"Section 1033 of the federal tax code allows sellers to avoid gain on property sold 'under threat or imminence' of condemnation, as long as they re-invest the proceeds no more than two years after the year in which the sale is made. It's not necessary for the city to actually institute condemnation proceedings; just a credible threat triggers the tax break. The Tax Court has stated the rules so:This is interesting.
A “threat of condemnation” exists if (1) the body threatening condemnation possesses the power of eminent domain, (2) the property owner is told by an official of the threatening body that condemnation will be sought unless the owner negotiates a sale or exchange of the property, and (3) the information conveyed to the owner gives the owner reasonable grounds to believe that the threat was authorized and likely to be carried out unless a sale or exchange is arranged.…
A whiff of a threat of condemnation can make a sale tax-free to a buyer who is willing to reinvest in other property somewhere.

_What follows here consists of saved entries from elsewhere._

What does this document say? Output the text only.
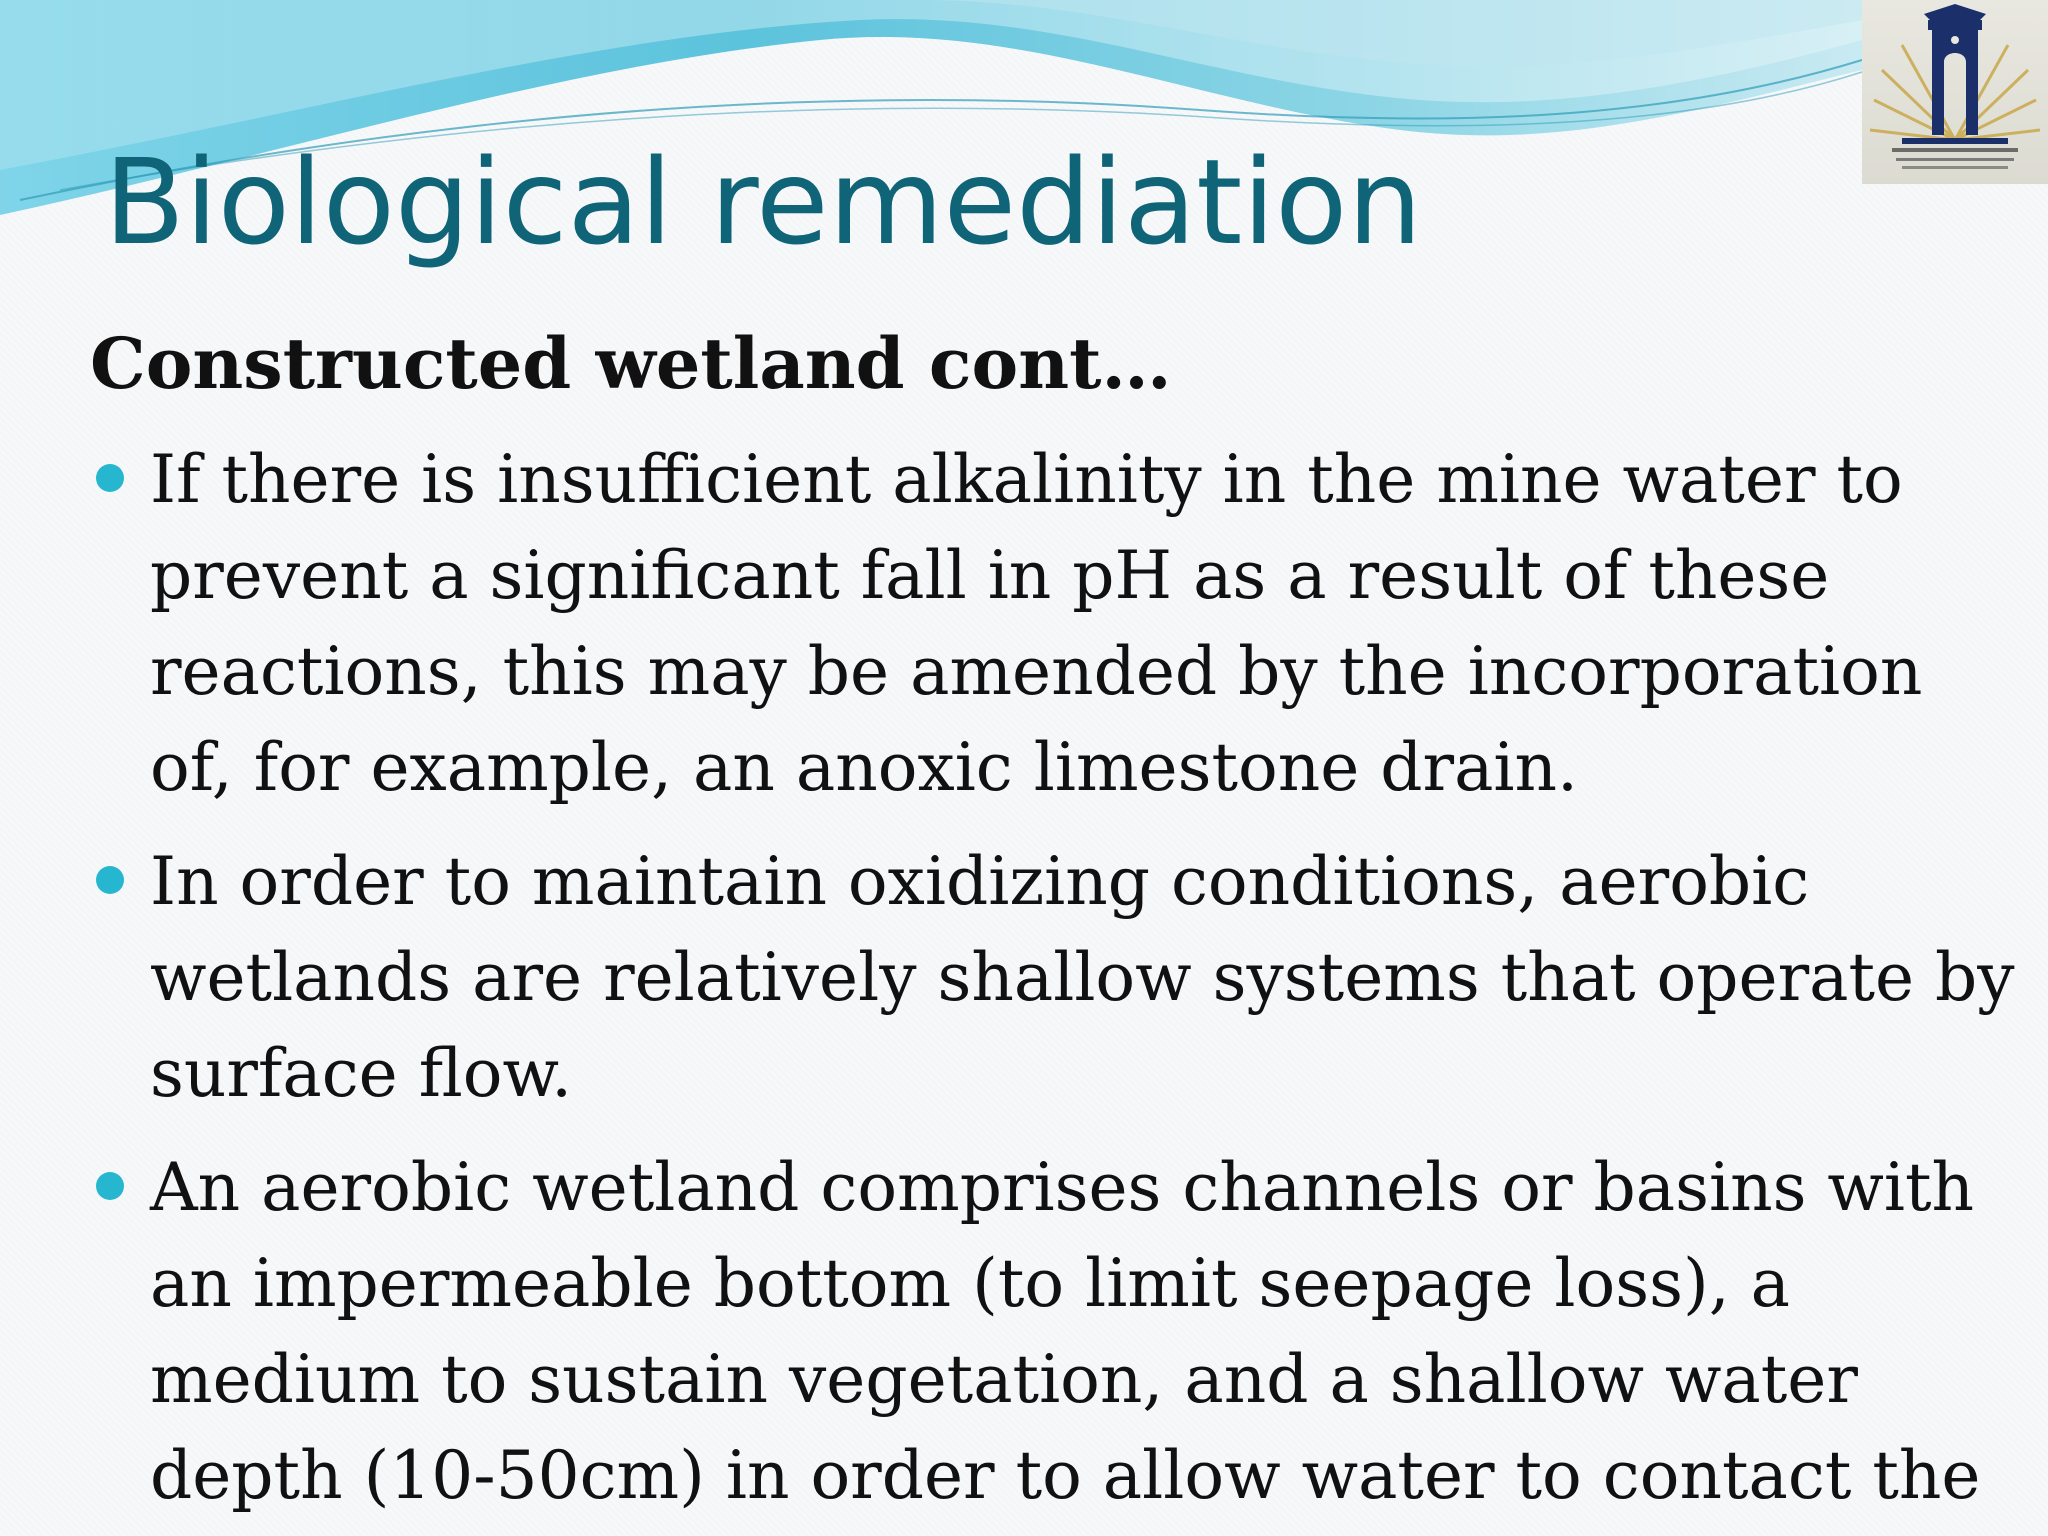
Biological remediation
Constructed wetland cont…

If there is insufficient alkalinity in the mine water to
prevent a significant fall in pH as a result of these
reactions, this may be amended by the incorporation
of, for example, an anoxic limestone drain.

In order to maintain oxidizing conditions, aerobic
wetlands are relatively shallow systems that operate by
surface flow.

An aerobic wetland comprises channels or basins with
an impermeable bottom (to limit seepage loss), a
medium to sustain vegetation, and a shallow water
depth (10-50cm) in order to allow water to contact the
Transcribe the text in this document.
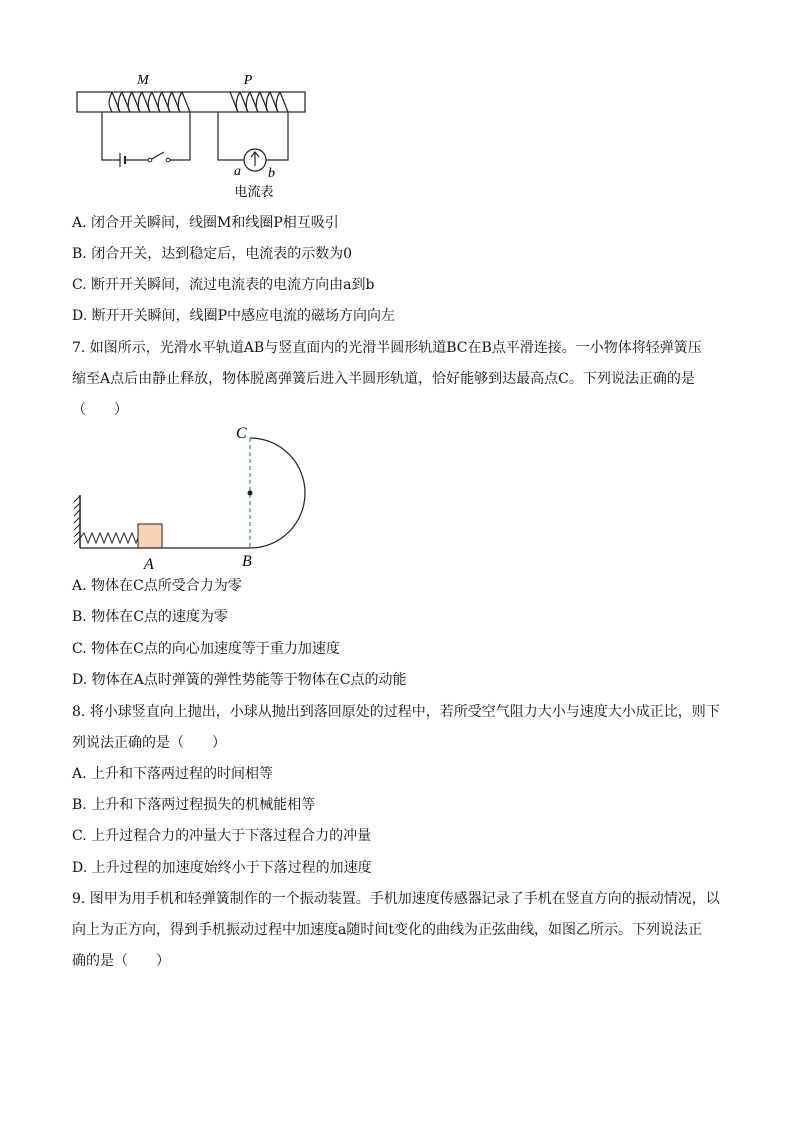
M	P
a b
电流表
A. 闭合开关瞬间，线圈M和线圈P相互吸引
B. 闭合开关，达到稳定后，电流表的示数为0
C. 断开开关瞬间，流过电流表的电流方向由a到b
D. 断开开关瞬间，线圈P中感应电流的磁场方向向左
7. 如图所示，光滑水平轨道AB与竖直面内的光滑半圆形轨道BC在B点平滑连接。一小物体将轻弹簧压
缩至A点后由静止释放，物体脱离弹簧后进入半圆形轨道，恰好能够到达最高点C。下列说法正确的是
（　　）
C
A	B
A. 物体在C点所受合力为零
B. 物体在C点的速度为零
C. 物体在C点的向心加速度等于重力加速度
D. 物体在A点时弹簧的弹性势能等于物体在C点的动能
8. 将小球竖直向上抛出，小球从抛出到落回原处的过程中，若所受空气阻力大小与速度大小成正比，则下
列说法正确的是（　　）
A. 上升和下落两过程的时间相等
B. 上升和下落两过程损失的机械能相等
C. 上升过程合力的冲量大于下落过程合力的冲量
D. 上升过程的加速度始终小于下落过程的加速度
9. 图甲为用手机和轻弹簧制作的一个振动装置。手机加速度传感器记录了手机在竖直方向的振动情况，以
向上为正方向，得到手机振动过程中加速度a随时间t变化的曲线为正弦曲线，如图乙所示。下列说法正
确的是（　　）
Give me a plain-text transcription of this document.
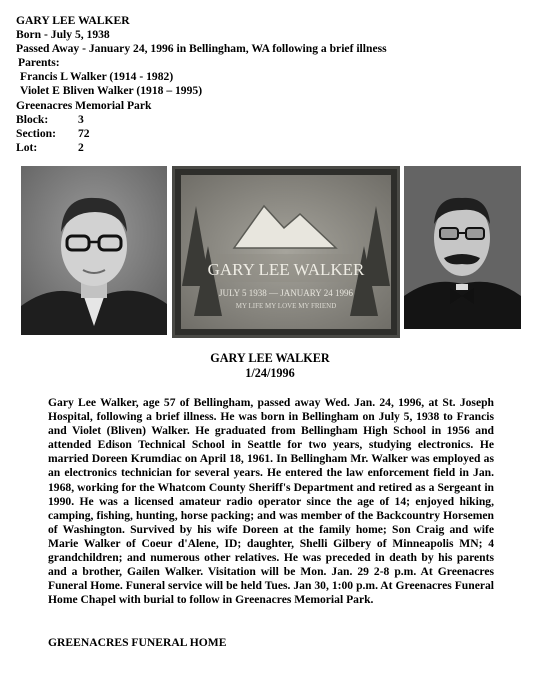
GARY LEE WALKER
Born - July 5, 1938
Passed Away - January 24, 1996 in Bellingham, WA following a brief illness
Parents:
Francis L Walker (1914 - 1982)
Violet E Bliven Walker (1918 – 1995)
Greenacres Memorial Park
Block:	3
Section:	72
Lot:	2
GARY LEE WALKER
JULY 5 1938 — JANUARY 24 1996
MY LIFE MY LOVE MY FRIEND
GARY LEE WALKER
1/24/1996
Gary Lee Walker, age 57 of Bellingham, passed away Wed. Jan. 24, 1996, at St. Joseph Hospital, following a brief illness. He was born in Bellingham on July 5, 1938 to Francis and Violet (Bliven) Walker. He graduated from Bellingham High School in 1956 and attended Edison Technical School in Seattle for two years, studying electronics. He married Doreen Krumdiac on April 18, 1961. In Bellingham Mr. Walker was employed as an electronics technician for several years. He entered the law enforcement field in Jan. 1968, working for the Whatcom County Sheriff's Department and retired as a Sergeant in 1990. He was a licensed amateur radio operator since the age of 14; enjoyed hiking, camping, fishing, hunting, horse packing; and was member of the Backcountry Horsemen of Washington. Survived by his wife Doreen at the family home; Son Craig and wife Marie Walker of Coeur d'Alene, ID; daughter, Shelli Gilbery of Minneapolis MN; 4 grandchildren; and numerous other relatives. He was preceded in death by his parents and a brother, Gailen Walker. Visitation will be Mon. Jan. 29 2-8 p.m. At Greenacres Funeral Home. Funeral service will be held Tues. Jan 30, 1:00 p.m. At Greenacres Funeral Home Chapel with burial to follow in Greenacres Memorial Park.
GREENACRES FUNERAL HOME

A seller and buyer can more or less arrange a condemnation 'threat' with the city to qualify a property for Section 1033. While I'm not privy to the Principal and Wells-Fargo land purchases cited by the Register, I would be surprised if Section 1033 wasn't an important part of the mix.
In theory, the buyers can arrange for similar tax results using a Section 1031 'like-kind exchange.' These are more difficult to pull off, though, because there is only a six-month window to reinvest proceeds, and a Section 1031 deal has to meet a long list of fussy technical requirements.
I believe Kelo is still bad law and bad policy (I include here my standard disclaimer that I speak for myself, not the firm). It still amounts to a way for the well-connected to get a better deal than the little guy in their property purchases. But efforts to overturn Kelo in the legislature may run into resistance from a surprising quarter: potential sellers of property who could use a whiff of condemnation to make their property sales tax-free."